Yugoslavia The Media
Throughout the postwar period, the Yugoslav press differed
from press institutions in the other Soviet Bloc countries
because it saw itself primarily as a source of information, and
only secondarily as an instrument of party control--despite the
official party view that the press should be primarily a vehicle
of political education. In the 1980s, the expression of
independent viewpoints in the Yugoslav press generally grew. In
1981 protests by the journalistic community broke a governmentenforced silence about ethnic strife in Kosovo. A new federal
press law was passed in 1985 to broaden and standardize the types
of information available to the public through the newspapers.

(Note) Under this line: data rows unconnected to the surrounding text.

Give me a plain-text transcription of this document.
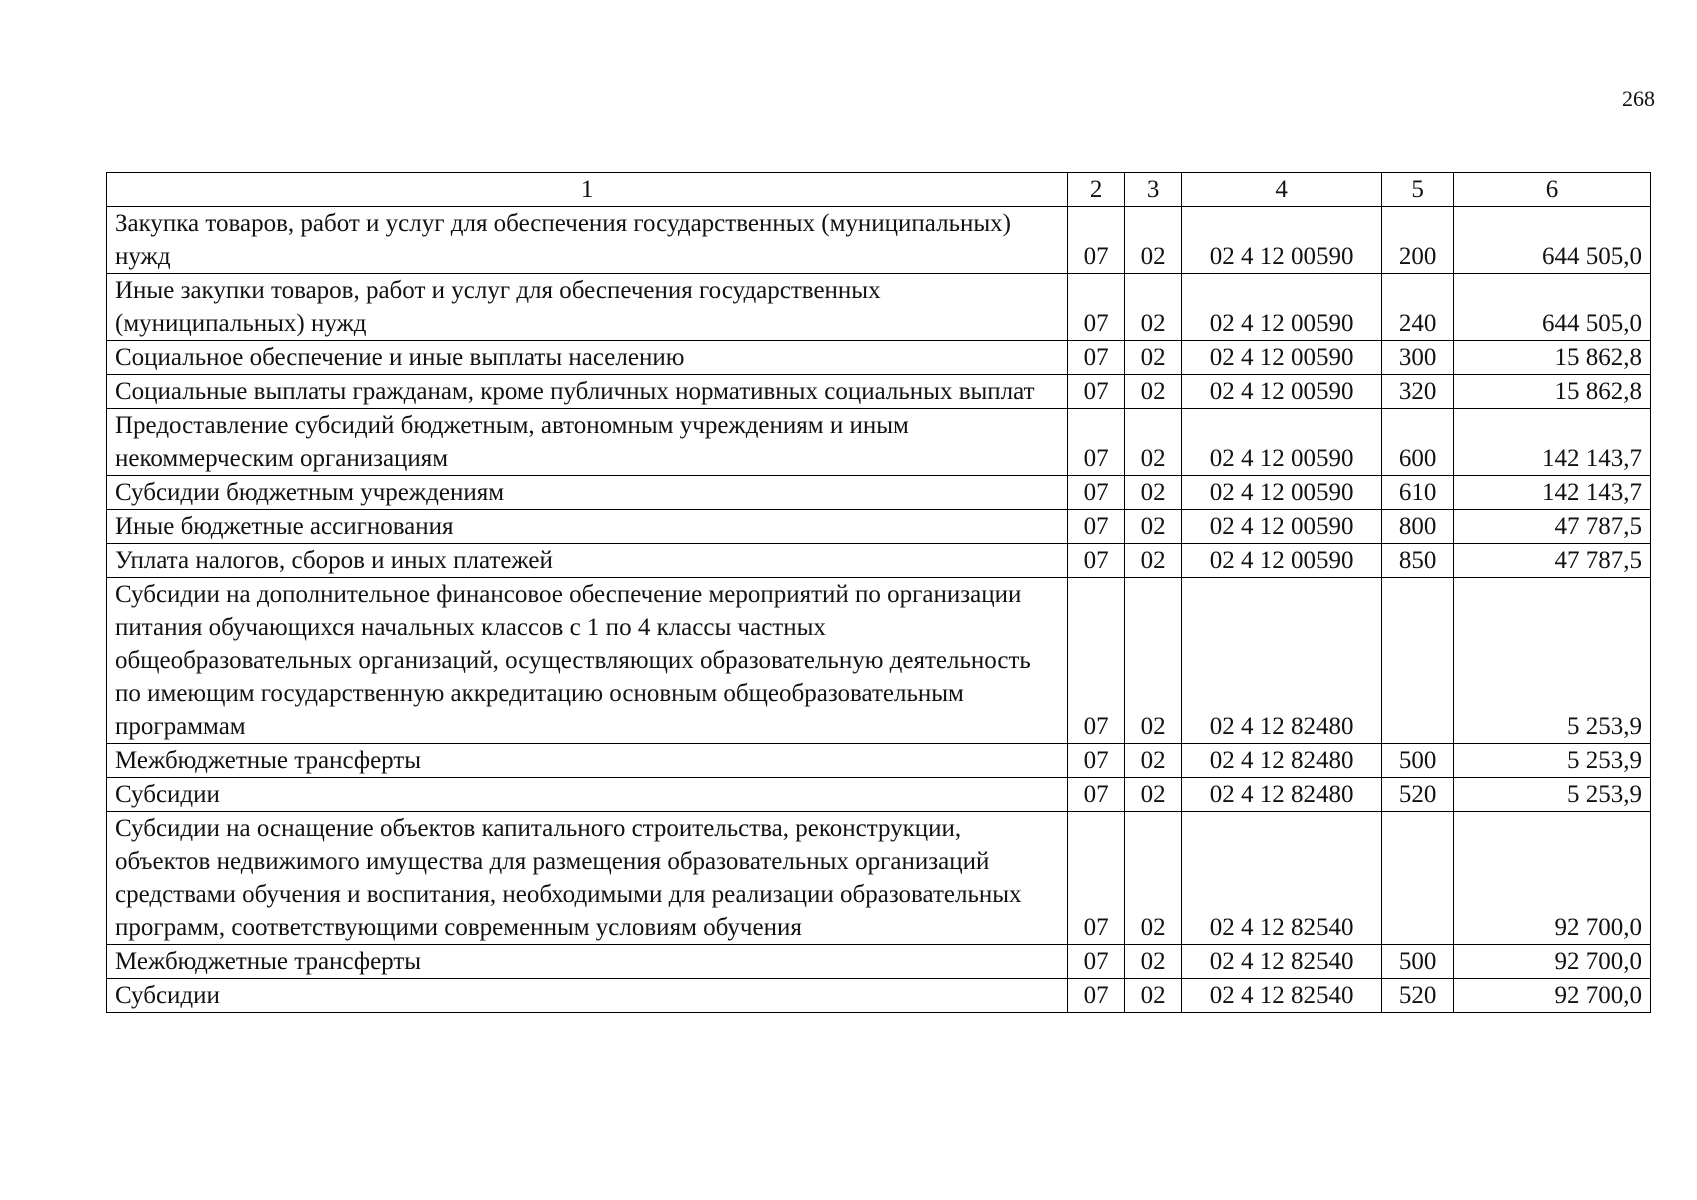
268
1	2	3	4	5	6
Закупка товаров, работ и услуг для обеспечения государственных (муниципальных) нужд	07	02	02 4 12 00590	200	644 505,0
Иные закупки товаров, работ и услуг для обеспечения государственных (муниципальных) нужд	07	02	02 4 12 00590	240	644 505,0
Социальное обеспечение и иные выплаты населению	07	02	02 4 12 00590	300	15 862,8
Социальные выплаты гражданам, кроме публичных нормативных социальных выплат	07	02	02 4 12 00590	320	15 862,8
Предоставление субсидий бюджетным, автономным учреждениям и иным некоммерческим организациям	07	02	02 4 12 00590	600	142 143,7
Субсидии бюджетным учреждениям	07	02	02 4 12 00590	610	142 143,7
Иные бюджетные ассигнования	07	02	02 4 12 00590	800	47 787,5
Уплата налогов, сборов и иных платежей	07	02	02 4 12 00590	850	47 787,5
Субсидии на дополнительное финансовое обеспечение мероприятий по организации питания обучающихся начальных классов с 1 по 4 классы частных общеобразовательных организаций, осуществляющих образовательную деятельность по имеющим государственную аккредитацию основным общеобразовательным программам	07	02	02 4 12 82480		5 253,9
Межбюджетные трансферты	07	02	02 4 12 82480	500	5 253,9
Субсидии	07	02	02 4 12 82480	520	5 253,9
Субсидии на оснащение объектов капитального строительства, реконструкции, объектов недвижимого имущества для размещения образовательных организаций средствами обучения и воспитания, необходимыми для реализации образовательных программ, соответствующими современным условиям обучения	07	02	02 4 12 82540		92 700,0
Межбюджетные трансферты	07	02	02 4 12 82540	500	92 700,0
Субсидии	07	02	02 4 12 82540	520	92 700,0
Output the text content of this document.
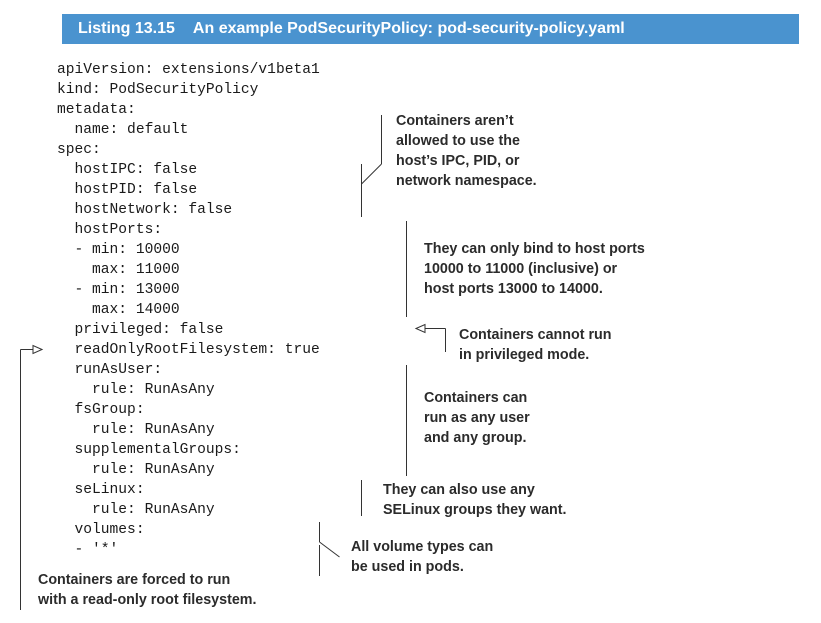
Listing 13.15 An example PodSecurityPolicy: pod-security-policy.yaml
apiVersion: extensions/v1beta1
kind: PodSecurityPolicy
metadata:
name: default
spec:
hostIPC: false
hostPID: false
hostNetwork: false
hostPorts:
- min: 10000
max: 11000
- min: 13000
max: 14000
privileged: false
readOnlyRootFilesystem: true
runAsUser:
rule: RunAsAny
fsGroup:
rule: RunAsAny
supplementalGroups:
rule: RunAsAny
seLinux:
rule: RunAsAny
volumes:
- '*'
Containers aren’t
allowed to use the
host’s IPC, PID, or
network namespace.
They can only bind to host ports
10000 to 11000 (inclusive) or
host ports 13000 to 14000.
Containers cannot run
in privileged mode.
Containers can
run as any user
and any group.
They can also use any
SELinux groups they want.
All volume types can
be used in pods.
Containers are forced to run
with a read-only root filesystem.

During that time the press consistently criticized government
political and economic policy, as well as the Federal Executive
Council and the national and regional parties. The State
Presidency received less negative comment. On the other hand,
journalists were required to join the party-controlled League of
Journalists of Yugoslavia. Expulsion from the league meant the
end of a career. Topics generally closed to objective press
discussion in the 1980s were foreign policy, revision of official
national history, religious policy, and nationalities policy. In
the politically charged period of the Fourteenth Party Congress
(January 1990), press restraint decreased noticeably, as
dissident movements, corruption, and prison conditions received
particular attention.
Besides the effect of censorship, the lack of a centralized
information system also made the flow of public information
through Yugoslavia uneven. Each Yugoslav republic had its own
press system, and the media operated as individual self-managed
enterprises. Tanjug, the national news agency, acted as the
"official source" of stories, and its coverage provided guidance
in the handling of controversial topics. Because unpopular
publications were not subsidized, the profit motive made
periodicals responsive to reader needs.
All media required the political sponsorship of national or
regional Socialist Alliances, and each system reflected the
national political position of its region. The most extreme
example of this in the late 1980s was the daily newspaper
Politika, published in Belgrade. That daily, an object of
great respect since its founding before World War I, came under
the complete control of the Milosevic government. As the main
organ of the Serbian nationalist propaganda campaign based on the
Kosovo issue, Politika engaged in sharp polemics with
Delo, the official organ of the Slovenian Socialist
Alliance of Working People, and other daily publications. By 1990
other elements of the Serbian media were also controlled by the
Milosevic faction. In general, the Yugoslav youth press was the
most troublesome to political authorities; periodicals in this
category discussed all taboo topics without being eliminated, but
they were constantly harassed by authorities. One of the most
controversial periodicals of the late 1980s was Mladina, a
Slovenian student weekly whose wide circulation spread the most
radical political ideas developed in that republic.